The controversy cut so sharply in the House on Wednesday afternoon that representatives adjourned without finishing the rest of the debate calendar. House Speaker Spencer Gosch, R-Glenham, then unilaterally barred news reporters from the House floor for an hour afterward.

Two years ago, then-House Speaker Steven Haugaard, R-Sioux Falls, mustered enough support to force the governor to call a special session for October 5, 2020, so that lawmakers could have some say over how she distributed the first round of federal COVID-19 aid.

Haugaard now is challenging Noem for the Republican nomination in the June primary election. He also now serves on the House Appropriations Committee.
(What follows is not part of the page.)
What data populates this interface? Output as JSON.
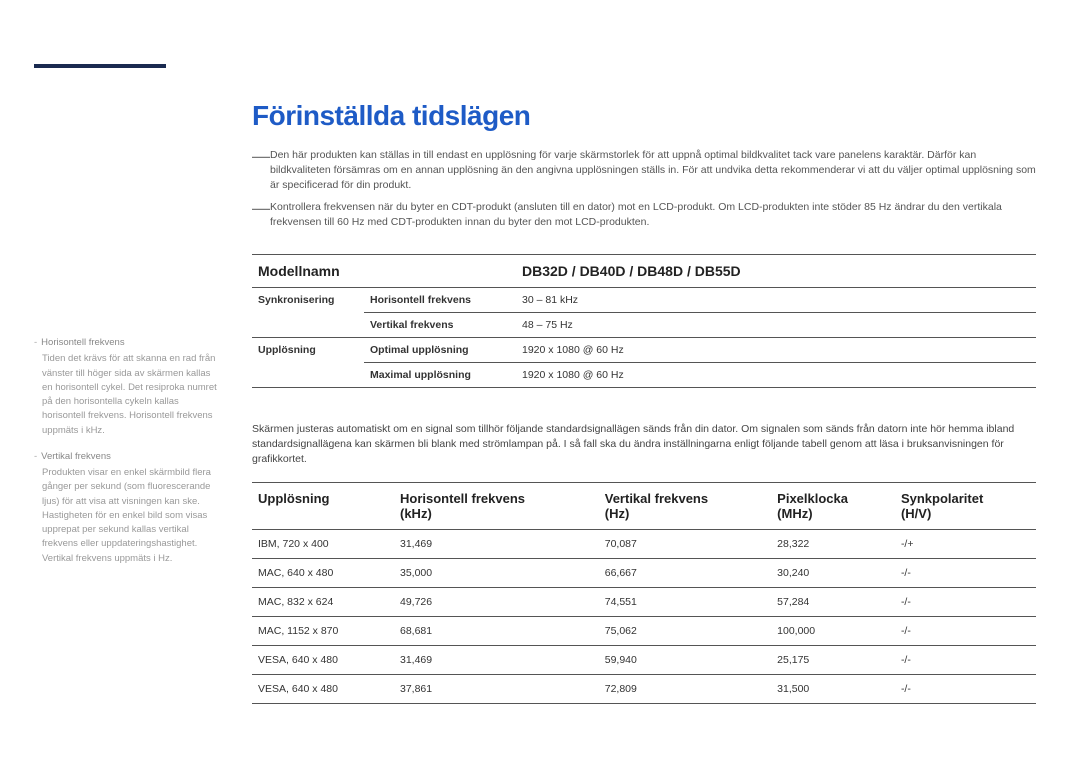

He argued Wednesday that lawmakers should rein Noem back and said the current situation was “an abrogation” of legislative authority by the governor.

South Dakota received more federal COVID aid per capita than any other state, according to Haugaard, and letting the governor go forward without spending authority was like giving your child $100 for specific uses and then having that child come back for more, because the $100 had been spent for other things that weren’t on the list.

“We’re talking billions of dollars,” Haugaard said.

Representative David Anderson, R-Hudson, defended the governor’s action. The farmer and insurance agent, who formerly chaired the House Appropriations Committee, said her shifting money around for various uses without exceeding the total federal authority set by appropriators was like shifting money around within a private business’s budget as prices and conditions change during the year.

“We do it in our businesses all the time,” Anderson said. He added, “Let’s not tie our hands so we can’t serve the people.”

Representative Kaleb Weis, R-Aberdeen, saw it very differently. “That’s not the way the state law was intended to be interpreted — ever,” he said. He added, “It’s not about this governor. It’s about the governor in general.” He asked, “Why do we have laws if we’re just going to let people go around them?”

Representative Liz May, R-Kyle, serves on the appropriations panel. “What are we, just a bunch of props in there?” she asked.

May cut to the chase regarding the governor. “But what they did, no matter how you shake it out, they broke the law.”